MR. WARD: Judge, I was going to recommend we talk to [the court reporter] and see if we—I know for a fact—I mean, I don’t know the details about what all he said. I do know we went through the MMPI, what they stood for. He talked about the PAI. I know he said that. I know he went through the four-page report. I know that.
THE COURT: Okay.
MR. WARD: I think it’s important for—I think he should be allowed to testify. . . . .
. . . .
THE COURT: [I]t gets back to what he testified to. I’m not going to make [the reporter] stay up here any longer than we’re going to stay up here to find out. If you want—if your client—if you want to talk to [the reporter] about how much it would cost to prepare that, I’ll let y’all work that out. But I’m basing my ruling, quite honestly, of [sic] what both of y’all told me. And what I recall, which is basically the same thing that y’all recalled.
I am going to allow him to testify as to what I remember him testifying to earlier, which was the likelihood to re-offend. If you want to talk to [the reporter] and work out getting that typed up and that transcript, I’m going to let y’all talk about that. And if I need to revisit that issue after you’ve done that, I’ll be glad to do that.
(13 R.R. 101-105.) Jimenez does not indicate that he re-urged the matter to the trial court with evidence that would contradict the court’s recollection of the witness’s testimony. See Loredo v. State, 159 S.W.3d 920 (Tex. Crim. App. 2004). The trial court admitted all of the testimony that the court understood the witness to have given. In doing so, the court did not abuse its discretion.[3] We overrule Jimenez’s second issue.
Conclusion. Having overruled Jimenez’s issues, we affirm.
TOM GRAY
Chief Justice
Before Chief Justice Gray,
Justice Vance, and
Justice Reyna
Affirmed
Opinion delivered and filed July 26, 2006
Do not publish
[CR25]
[1] At trial, the State objected in the first place to evidence of “specific instances of conduct” of W. P. See Tex. R. Evid. 404(a), 607-609. On appeal, the State does not pursue that argument.
[2] Much of the testimony probably also constituted objectionable speculation or hearsay, at least from the witnesses through whom Jimenez sought to introduce it, and the State also objected on those grounds. See Tex. R. Evid. 602, 802.

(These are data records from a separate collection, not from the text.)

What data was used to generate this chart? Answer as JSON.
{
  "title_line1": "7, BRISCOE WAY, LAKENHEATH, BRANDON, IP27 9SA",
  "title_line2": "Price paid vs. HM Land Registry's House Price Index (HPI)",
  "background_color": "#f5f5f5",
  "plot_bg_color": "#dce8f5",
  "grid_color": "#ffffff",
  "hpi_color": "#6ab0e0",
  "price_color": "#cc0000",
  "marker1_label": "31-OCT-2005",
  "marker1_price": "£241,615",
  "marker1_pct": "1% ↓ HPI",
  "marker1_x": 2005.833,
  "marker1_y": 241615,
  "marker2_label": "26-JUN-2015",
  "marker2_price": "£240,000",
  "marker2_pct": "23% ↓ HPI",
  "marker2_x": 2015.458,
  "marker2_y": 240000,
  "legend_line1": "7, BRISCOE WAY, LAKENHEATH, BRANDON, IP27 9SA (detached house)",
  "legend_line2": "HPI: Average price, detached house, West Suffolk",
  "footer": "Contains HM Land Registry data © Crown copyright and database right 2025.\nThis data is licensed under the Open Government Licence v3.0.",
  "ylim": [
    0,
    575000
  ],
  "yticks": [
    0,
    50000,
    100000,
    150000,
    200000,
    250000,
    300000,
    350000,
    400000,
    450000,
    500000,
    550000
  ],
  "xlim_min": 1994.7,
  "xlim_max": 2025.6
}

[3] In any case, Jimenez introduced the evidence concerning which he now complains. Jimenez argues:
[At] a Rule 705 Hearing, Dr. Helge testified to the following: (1) the Bender-Gestalt Test, which measures “neuropsychological development and functioning;” (2) the Wechsler Adult Intelligence Scale to determine how Appellant is “functioning intellectually;” (3) the Minnesota Multiphasic Personality Inventory Form 2; (4) the Personality Assessment Inventory regarding Appellant’s “personality development and functioning;” (5) the HARE considering Appellant’s adult and childhood backgrounds, education, military experience, employment history, relationships and any previous criminal history; and (6) the Static-99 to determine the level or risk for recidivism. (R.R. Vol. 13, P26, L12-P27, L18; P 28, L4-8).
(Br. at 14.) Jimenez thus points to some thirty-five lines of trial testimony. Dr. Helge testified generally concerning those tests before the jury, and at greater length than he had in the hearing. (14 R.R. at 9-13.)